I knew he was planning to leave St. Louis soon. He’d gotten a lot of job offers after the story broke, and he’d accepted one at a garage in Washington, somewhere outside Seattle. He wanted to wait until Bonnie was out of the psychiatrist’s care and he was hoping the state would settle some money on him too before he left. I thought it would be some time before the state made up its mind about that, but I was pretty sure it was going to be a nice big settlement. The judge on the case was Evan Walters, a very upright Christian gentleman with a very upright Christian wife and three very upright Christian children. For the last two months, I’d been going to the same hookers he went to, and I knew it, and he knew I knew it, and it was going to be a nice big settlement, I felt sure.

So Frank must have left town pretty soon after that day at Union Station because, as I say, I haven’t seen him since. Even that last time, we didn’t approach each other or speak or anything. I just looked up from where I was in front of the mall and got a look at him. He was standing on the sidewalk by the parking lot. His little girl, Gail, was tugging on his fingers, trying to pull him along, but he’d stopped where he was, because he’d spotted me. Bonnie was standing next to him, her head wrapped in a kerchief. From what I could see, she looked tired, but she was laughing and smiling broadly, and she seemed healthy enough.

“Come on, Daddy, come on!” Gail said again.

She tugged at him some more, but Frank stayed where he was another moment.
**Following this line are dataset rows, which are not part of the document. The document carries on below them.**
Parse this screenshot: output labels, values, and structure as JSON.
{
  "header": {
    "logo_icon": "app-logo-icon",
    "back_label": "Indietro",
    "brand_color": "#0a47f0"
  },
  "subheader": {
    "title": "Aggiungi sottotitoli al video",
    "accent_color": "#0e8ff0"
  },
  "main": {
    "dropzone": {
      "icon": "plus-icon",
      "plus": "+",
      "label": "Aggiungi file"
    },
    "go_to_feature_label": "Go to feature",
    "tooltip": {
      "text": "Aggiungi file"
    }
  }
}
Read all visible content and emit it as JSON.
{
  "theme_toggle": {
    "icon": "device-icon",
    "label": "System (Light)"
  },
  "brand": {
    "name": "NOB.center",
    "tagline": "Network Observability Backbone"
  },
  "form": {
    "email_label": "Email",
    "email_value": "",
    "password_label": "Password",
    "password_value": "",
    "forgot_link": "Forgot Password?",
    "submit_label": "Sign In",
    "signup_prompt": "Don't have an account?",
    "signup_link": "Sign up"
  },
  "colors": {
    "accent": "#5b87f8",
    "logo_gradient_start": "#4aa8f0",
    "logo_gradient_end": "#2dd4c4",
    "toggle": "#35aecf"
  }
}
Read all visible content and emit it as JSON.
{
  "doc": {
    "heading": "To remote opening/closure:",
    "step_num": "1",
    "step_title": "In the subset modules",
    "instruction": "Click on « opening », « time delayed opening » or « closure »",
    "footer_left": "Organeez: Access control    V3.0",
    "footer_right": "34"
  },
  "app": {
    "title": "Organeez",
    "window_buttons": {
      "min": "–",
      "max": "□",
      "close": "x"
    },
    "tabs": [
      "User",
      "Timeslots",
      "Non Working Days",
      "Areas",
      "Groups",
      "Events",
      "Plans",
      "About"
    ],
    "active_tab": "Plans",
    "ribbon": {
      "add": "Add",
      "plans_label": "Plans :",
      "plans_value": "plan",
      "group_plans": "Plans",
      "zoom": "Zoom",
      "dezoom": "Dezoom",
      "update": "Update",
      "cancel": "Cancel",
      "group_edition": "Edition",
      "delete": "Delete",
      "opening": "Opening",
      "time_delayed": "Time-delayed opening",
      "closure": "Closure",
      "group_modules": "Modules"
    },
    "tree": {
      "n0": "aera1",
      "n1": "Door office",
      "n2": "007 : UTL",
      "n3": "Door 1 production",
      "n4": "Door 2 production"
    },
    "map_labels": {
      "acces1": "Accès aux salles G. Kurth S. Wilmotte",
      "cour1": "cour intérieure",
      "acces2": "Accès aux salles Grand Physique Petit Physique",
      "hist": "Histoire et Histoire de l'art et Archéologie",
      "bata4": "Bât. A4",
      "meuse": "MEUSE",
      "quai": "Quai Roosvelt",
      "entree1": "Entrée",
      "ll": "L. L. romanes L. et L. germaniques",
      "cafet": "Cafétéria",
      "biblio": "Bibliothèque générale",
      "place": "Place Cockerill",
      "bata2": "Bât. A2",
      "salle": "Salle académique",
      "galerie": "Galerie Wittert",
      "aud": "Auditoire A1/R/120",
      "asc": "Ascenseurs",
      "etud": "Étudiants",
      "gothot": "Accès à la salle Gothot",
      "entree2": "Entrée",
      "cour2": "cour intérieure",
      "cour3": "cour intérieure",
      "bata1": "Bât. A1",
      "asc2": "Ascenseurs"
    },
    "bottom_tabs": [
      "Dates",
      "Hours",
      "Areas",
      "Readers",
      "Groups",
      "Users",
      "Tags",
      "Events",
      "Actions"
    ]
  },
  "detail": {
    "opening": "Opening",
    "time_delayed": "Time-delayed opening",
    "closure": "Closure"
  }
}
Slowly, as I watched him, he raised his hand to me. He lay his finger against the shock of hair on his brow and then lowered the finger and pointed it my way. A salute, you could call it, or maybe a farewell.

I raised my cigarette and tilted it back at him, and he laughed. Gail was pulling him away, along the sidewalk. He wrapped his arm around his wife’s shoulder and pulled her to him and the three of them went off together toward the carousel.

I watched them moving off through the snow. I watched them until they passed out of sight behind the edge of the building. Then I glanced around.

The Pussy Man’s streaked red-and-yellow eyes were staring at me out from under the furry fringe of his elf’s cap.

“Shit,” I said.

I dug my hand into my pocket and pulled my wallet out. I snatched out a ten and stuffed it roughly into his tin can.

“You might as well take it before my wife does,” I said. “Now get out of here. Go drink yourself to death.”

“Hey,” said the Pussy Man. “A ten? You got more money than that, you got money on …”

I glared at him.

“Okay, okay,” he said. He plucked the bill out of the can, crushed it in his fist and stuck his fist in his coat pocket. “Thanks, newspaper man. I been out here two hours. I’m freezing my ass off.”

I shook my head. “What the hell,” I said. “For all I know, you really are Santa Claus.”

I tossed my cigarette into the gutter and started walking off across the parking lot toward my car.

What the hell, I thought. For all I know, he really is.